There is a list of publicly available NTP servers (aliases commonly configured: 0.pool.ntp.org through 3.pool.ntp.org).

status - General information about the time and date on the server. Also NTP sync information.

  • set-time Force the time to be set
  • set-timezone Set a timezone
  • set-ntp Turn NTP on or off

ntpdate This command allows you to set the clock against the indicated NTP server.

ntpq This command allows you to query an NTP server for stats and connect to local system by default. It invokes a special prompt:

  • Peers: Time hosts already associated with
  • Associations: More details on each server

When a clock is off, the NTP service will have the accurate time and use an algorithm to determine how much to change the value of 1 second to bring the clock back to correct.

The service that manages NTP on your server is chrony.

The service is named chronyd and the program used to interact with the service is chronyc. A few useful commands are:

    chronyc tracking

Where do we get this information from?

    chronyc sources -v

Locales and Character Encoding

Linux and Locales

locale is a way of representing your language, country and encoding type. The -a option shows you the locales that are installed on your system.

GNU gettext is a library that handles internationalization. It relies on environment variables to determine which locale is necessary:

  • LANGUAGE: Used when displaying messages, but does not affect formatting
  • LC_ALL: Force the indicated locale even if other variables are set differently
  • LC_XXX: Administrator variable to override a locale for any element in the locale
  • LANG: Encoding type

ASCII

American Standard Code for Information Exchange. ASCII is encoded into 7 bits, giving 128 total possible characters. Once those characters ran out, storing went to 8 bits, giving another 128 possible characters.

Code pages

Character set definitions (where unused characters are assigned their own character). Code pages are vendor specific, changing between the characters requires changing the code page.

ISO-8859 standard - Definition of standard code pages:

  • ISO-8859-1: Latin alphabet with english characters
  • ISO-8859-3: Turkish characters with other language characters

Was determined to be too chaotic/sprawling.

unicode

Defines every character as a number (code point). Unicode was originally encoded in 2 bytes, giving you 16k possible characters (called UCS-2).

Once again, the number of characters in this spec was exceeded.

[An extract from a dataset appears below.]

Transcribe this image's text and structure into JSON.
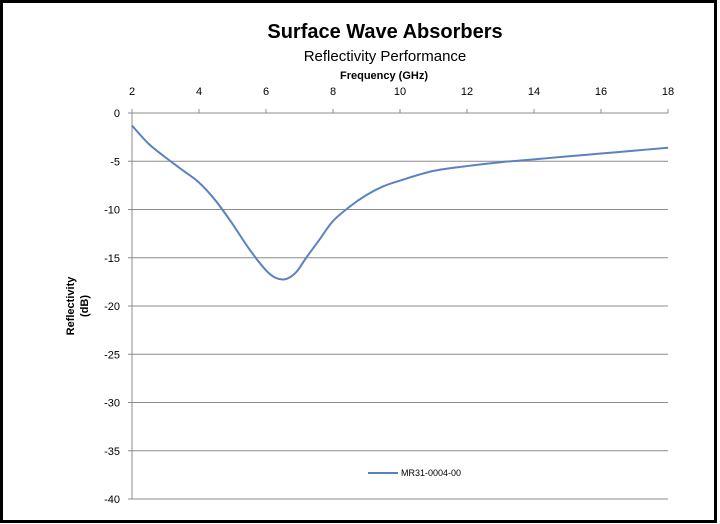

  • UTF-16 was introduced to allow any character over 16k to be represented with a second pair of bytes
  • UTF-8 allows 1 to 6 bytes to be used to encode a character, with the character length encoded into the high order bits of the character number and maintains full compatibility with the original spec 128 character ASCII code.

iconv

iconv is a utility used to convert between character encodings:

  • -c: Clears unknown characters
  • -f [type]: From indicated type
  • -t [type]: To the indicated type
  • -l: Lists all available encoding types

For exmaple:

    iconv -c -f ASCII -t MACCYRILLIC VNCHOWTO > VNCHOWTO.new.cyrillic

Would clear any unknown characters in the file stream fromVNCHOWTO, and convert fromASCII to MACCYRILLIC encoding,writing the new file the VNCHOWTO.new.cyrillic.

Note: This is not a language translator, simply a character encoding translator.